I love the way that you have shared this story. You have written with a very balanced perspective of Post Natal Depression. I feel for Abbey and I found that walking was one of the best therapies. I was not diagnosed with PND after my first baby, but I know I had it. i don’t remember much of my time with my little man. I know I loved him to bits, I cried a lot, a don’t remember sleeping a lot and I remember severe pain after the birth for about eight months afterwards. I’m so glad that I kept a scrapbook of the times we spent together.

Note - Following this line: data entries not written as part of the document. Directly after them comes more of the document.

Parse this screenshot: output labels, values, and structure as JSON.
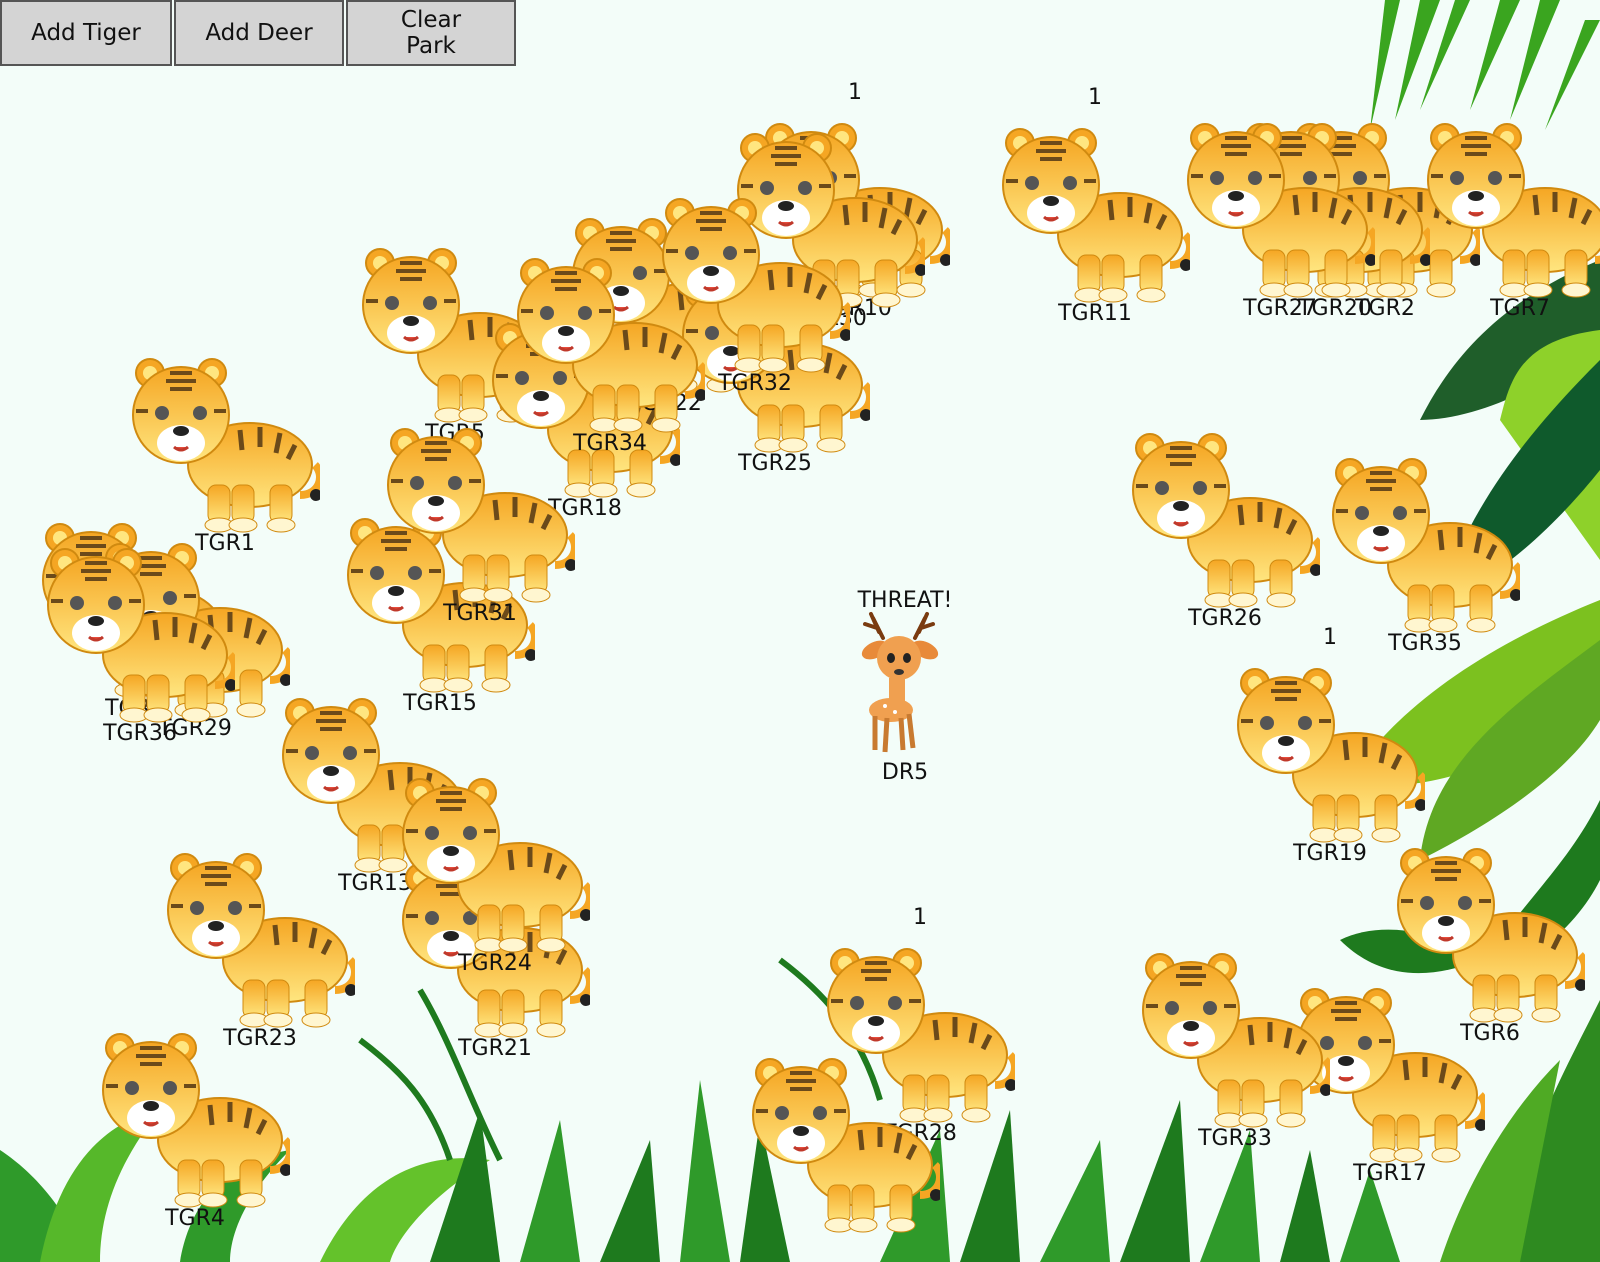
{
  "toolbar": {
    "add_tiger": "Add Tiger",
    "add_deer": "Add Deer",
    "clear_park": "Clear Park"
  },
  "colors": {
    "background": "#f3fdf9",
    "tiger_body": "#f7b731",
    "tiger_light": "#ffe58a",
    "stripe": "#6b4a1a",
    "leaf_dark": "#1e7a1e",
    "leaf_light": "#8ed12a"
  },
  "tigers": [
    {
      "label": "TGR1"
    },
    {
      "label": "TGR2"
    },
    {
      "label": "TGR3"
    },
    {
      "label": "TGR4"
    },
    {
      "label": "TGR5"
    },
    {
      "label": "TGR6"
    },
    {
      "label": "TGR7"
    },
    {
      "label": "TGR10"
    },
    {
      "label": "TGR11"
    },
    {
      "label": "TGR13"
    },
    {
      "label": "TGR15"
    },
    {
      "label": "TGR17"
    },
    {
      "label": "TGR18"
    },
    {
      "label": "TGR19"
    },
    {
      "label": "TGR20"
    },
    {
      "label": "TGR21"
    },
    {
      "label": "TGR22"
    },
    {
      "label": "TGR23"
    },
    {
      "label": "TGR24"
    },
    {
      "label": "TGR25"
    },
    {
      "label": "TGR26"
    },
    {
      "label": "TGR27"
    },
    {
      "label": "TGR28"
    },
    {
      "label": "TGR29"
    },
    {
      "label": "TGR30"
    },
    {
      "label": "TGR31"
    },
    {
      "label": "TGR32"
    },
    {
      "label": "TGR33"
    },
    {
      "label": "TGR34"
    },
    {
      "label": "TGR35"
    },
    {
      "label": "TGR36"
    }
  ],
  "counts": [
    "1",
    "1",
    "1",
    "1"
  ],
  "deer": {
    "label": "DR5",
    "status": "THREAT!"
  }
}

I was diagnosed after the birth of my second little man…only because I was such a mess, on my own and it was very obvious! Medication and some dramatic life changes have seen things come full circle. Your friend Abbey will find her footing in life again too. Thank you sharing your compassionate writing…it gives validation to all the feelings I had at some time in the not too distant past…
FLAVIA – thank you so much for your very thoughtful comments. I am so glad things worked out for you re. your PND. I know how difficult it can be to cope with it. I am delighted you stopped by – you have made my day!
Thank you! You in return have made my day…I was inspired to write a short blog on my own experiences with PND.